I would like to report that Lucrecia Martel’s first film in nine years is a masterpiece but contrary to some critics I fear that it is not. The talented Argentine captures what it must be like inside someone’s head better than most directors. She has a way with sound second to none and her staging and use of colour is excellent.
This film takes place during the Spanish colonization of Argentina, Paraguay, Uruguay, etc and focuses on a lowly Spanish civil servant operating out of a village near Asuncion. It is a hot dirty place and he is the local magistrate. He left his family in Spain and longs to get out of this dump but governors come and go and no progress is made with his request for transfer. Life in this place is excellently conveyed in the movie, the hovels of the locals living basically in the open air and the residences of the Spaniards which are little better, damp and unprivate. Many small details of daily life are portrayed plus moments of more existential like the appearance of a boy who is like a seer and the scene of a llama walking through a government office.
In the last and tragic part of the film, Diego de Zama (Daniel Fernandez Cacho, suitably wry) decides to join a ragbag group of men heading off to try to catch a local bandit and get the bounty for him. This ill-founded expedition is at once beautiful as it goes through amazing scenery and encounters the natives and harrowing as they get more and more embroiled in violence. Martel does handle it beautifully though.

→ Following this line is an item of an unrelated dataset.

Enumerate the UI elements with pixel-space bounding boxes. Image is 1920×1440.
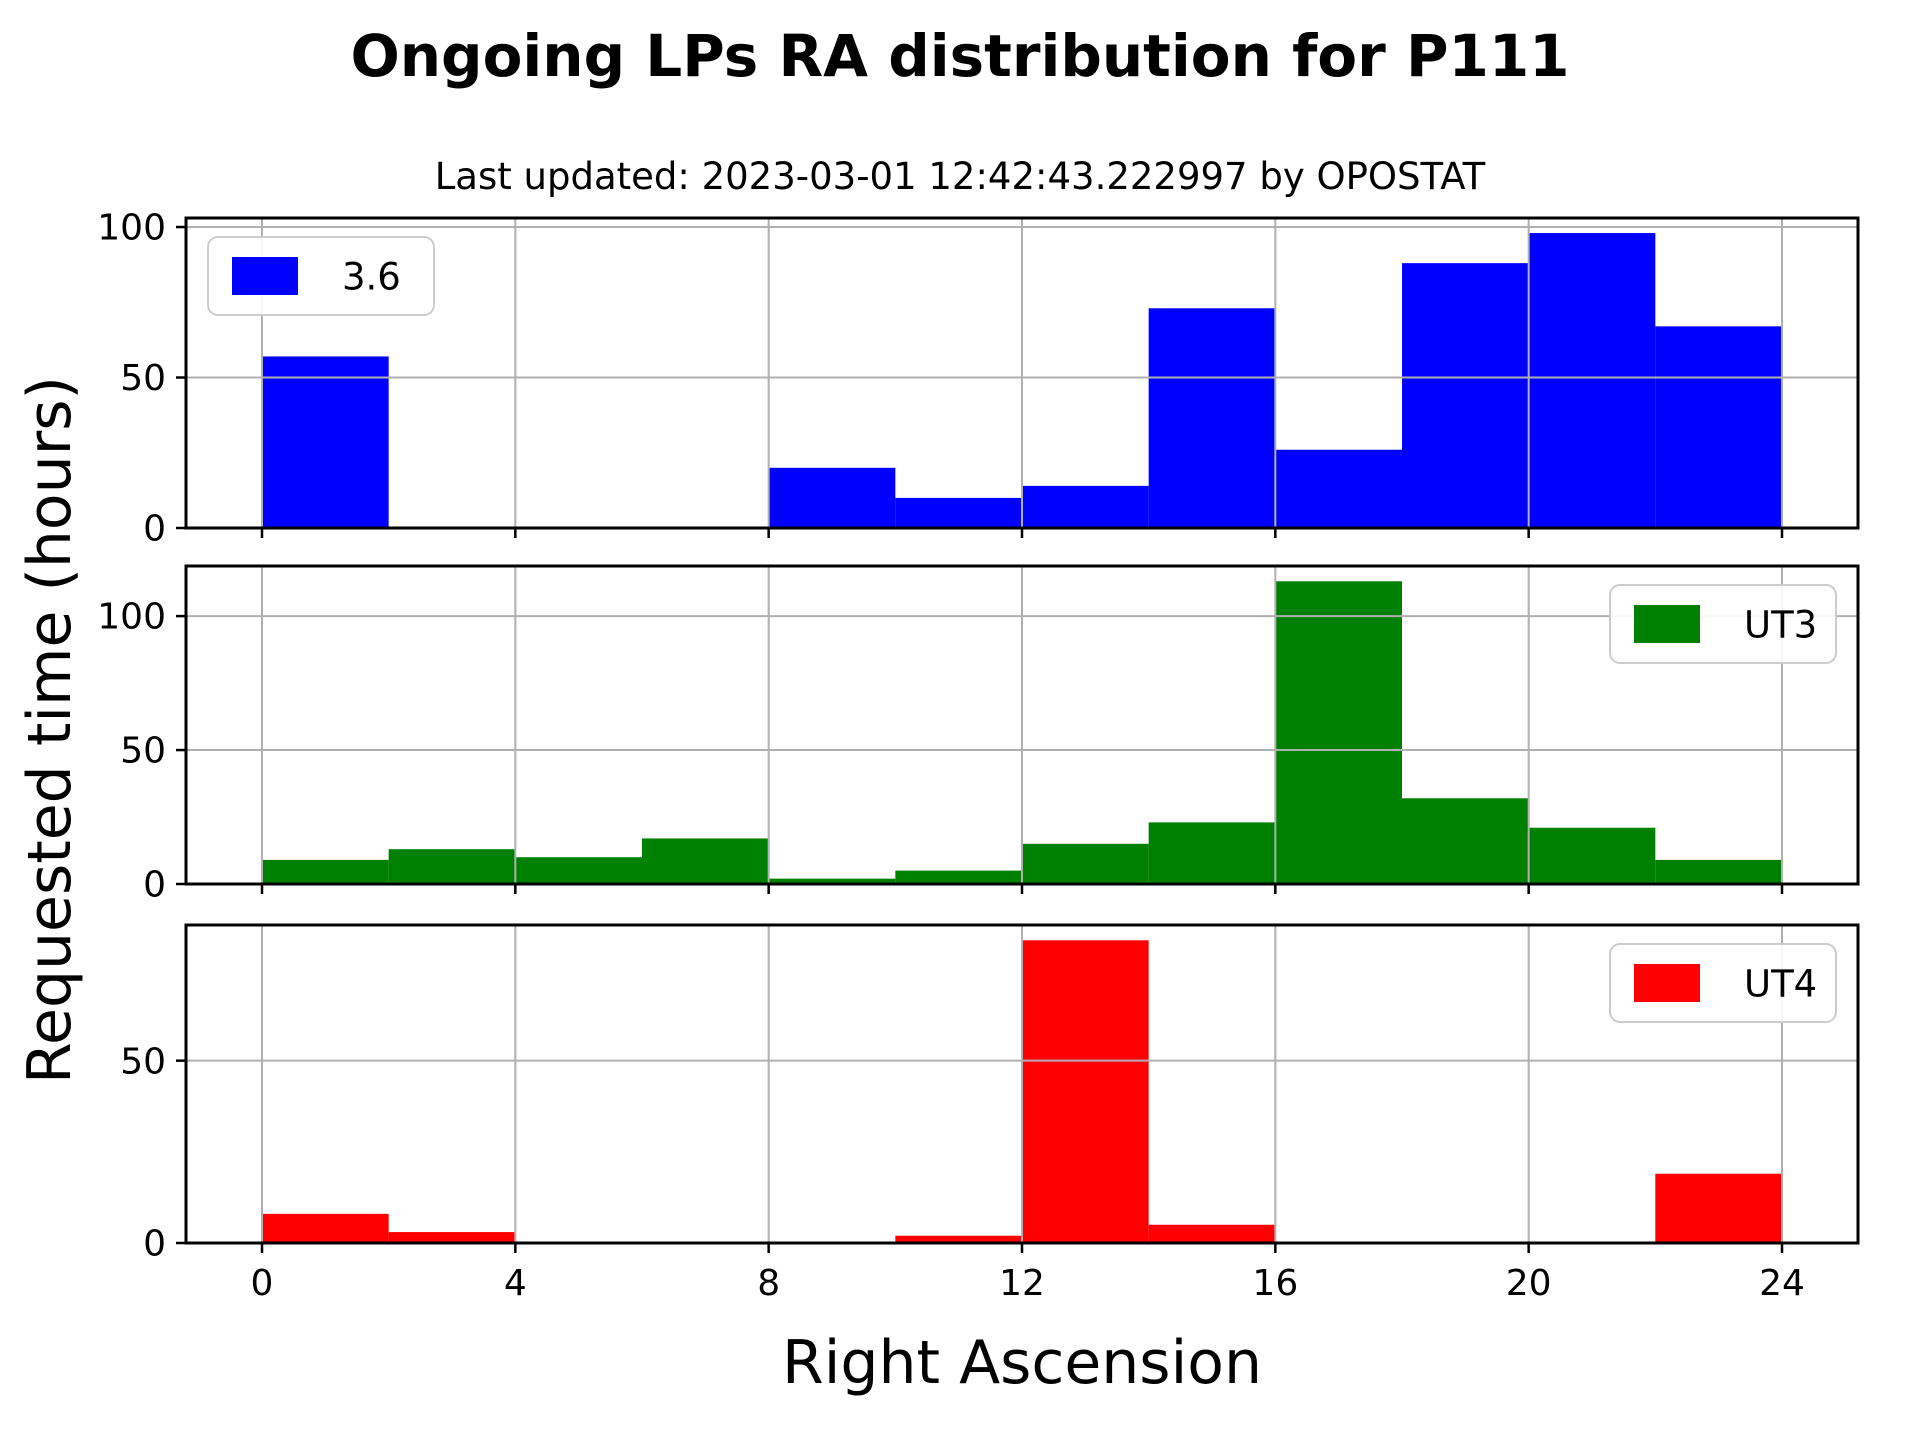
x-tick-label: 0 [251, 1263, 274, 1304]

My problem with the movie is that it is too one-paced and too dense with detail. We need changes of speed and some scenes that are emptier so we can breathe. And her attention to feelings rather than a story also hinders the ability of the viewer to connect with the film. Martel does tend to have isolated characters and there is only so much story that they can handle. Here, the moments with the Minister’s wife (Lola Dueñas) and with the governors are probably the best because we get to see the machinations of the society and of how this colony was ruled. I’d like to give it more but the pace and the distance we felt from the film distracted me. Nonetheless she has real talent as a director and there are several unforgettable scenes.